Figure 1: Typographic Fault Detected
  • The message to the user, that appears in English here, normally appears in the user's language, provided that the program has been localized. It has 2 parts:
    • The first part that tells the user a typo rule is infringed and that he has to decide for change or not (it is part of the program and has to be localized)
    • The typo rule itself (it belongs to the typorules.py file)
  • In this case the French typo rule requires a narrow no break space between a value and its unit and the location of the fault is shown with a green highlight.
  • To help the user, the message is shown twice. First with the various spaces colorized according to their type then with the typo fault highlighted.

The figure 2 below shows what happens after the user has accepted the change.

Figure 2: Typographic Correction Accepted
  • The message Change accepted is displayed.
  • The corrected message is displayed in blue color.
  • Then the program informs the user it has not changed some message because no typo faults were detected. It should do likewise till the next fault detection.

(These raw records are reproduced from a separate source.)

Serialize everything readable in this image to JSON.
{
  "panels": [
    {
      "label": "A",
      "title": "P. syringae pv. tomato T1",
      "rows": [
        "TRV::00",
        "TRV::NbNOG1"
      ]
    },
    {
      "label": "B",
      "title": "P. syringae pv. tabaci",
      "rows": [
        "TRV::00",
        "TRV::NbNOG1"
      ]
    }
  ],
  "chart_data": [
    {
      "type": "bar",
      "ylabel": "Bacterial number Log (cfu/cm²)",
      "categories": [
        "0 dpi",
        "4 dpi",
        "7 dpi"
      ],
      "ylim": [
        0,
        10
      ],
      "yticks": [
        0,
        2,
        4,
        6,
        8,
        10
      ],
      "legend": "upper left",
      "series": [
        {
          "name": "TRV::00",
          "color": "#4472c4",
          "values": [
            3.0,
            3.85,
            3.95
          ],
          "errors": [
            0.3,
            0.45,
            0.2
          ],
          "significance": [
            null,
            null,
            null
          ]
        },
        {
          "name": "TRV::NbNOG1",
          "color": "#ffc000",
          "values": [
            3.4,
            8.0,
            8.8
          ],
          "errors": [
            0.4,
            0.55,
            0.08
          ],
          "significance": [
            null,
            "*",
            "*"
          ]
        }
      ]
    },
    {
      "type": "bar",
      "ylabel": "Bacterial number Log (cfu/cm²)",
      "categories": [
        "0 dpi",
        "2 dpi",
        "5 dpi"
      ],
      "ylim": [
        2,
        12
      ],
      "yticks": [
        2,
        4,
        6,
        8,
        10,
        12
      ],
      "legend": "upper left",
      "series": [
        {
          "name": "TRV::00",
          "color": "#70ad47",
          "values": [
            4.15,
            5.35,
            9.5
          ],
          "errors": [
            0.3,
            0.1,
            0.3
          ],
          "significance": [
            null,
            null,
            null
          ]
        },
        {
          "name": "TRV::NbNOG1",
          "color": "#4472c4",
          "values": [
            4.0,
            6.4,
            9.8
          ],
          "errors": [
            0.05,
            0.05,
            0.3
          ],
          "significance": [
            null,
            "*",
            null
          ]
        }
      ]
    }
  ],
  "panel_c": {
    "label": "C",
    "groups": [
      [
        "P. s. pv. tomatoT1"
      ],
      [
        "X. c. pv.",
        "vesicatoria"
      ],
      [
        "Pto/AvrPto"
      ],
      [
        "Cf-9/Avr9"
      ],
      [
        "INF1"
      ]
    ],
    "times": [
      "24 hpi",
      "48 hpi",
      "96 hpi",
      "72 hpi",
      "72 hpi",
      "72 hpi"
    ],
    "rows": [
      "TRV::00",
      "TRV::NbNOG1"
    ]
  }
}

The figure 3 below shows a case where the user could use the c (for prior change) option. Indeed, we can see that an hyphen has been used in place of a semi-em dash. In French the spacing rules for hyphen and semi-em dash are different. An hyphen requires no space between the previous and the following word, while a semi-em dash requires a spaces for both. It appears that changing the hyphen with a semi-em dash is the best solution here.

Figure 3: The user should replace the hyphen with a semi-em dash

The following figures show how the process occurs.

Figure 4
Figure 5
Figure 6
Figure 7

Getting the tool

If you don't plan to improve the program, just go to The github page and use the green Clone or download button to download the po_purifier-master.zip file. Once unzipped, you should have a po_purifier-master folder. Inside this folder is a po_purifier folder that contains the program po_typo_purifier.py. Aside this po_purifier folder is a fr folder. This folder contains a list of .po file that are here for testing purposes. The best is to replace this folder with the folder that contains your translation files naming it after your country code.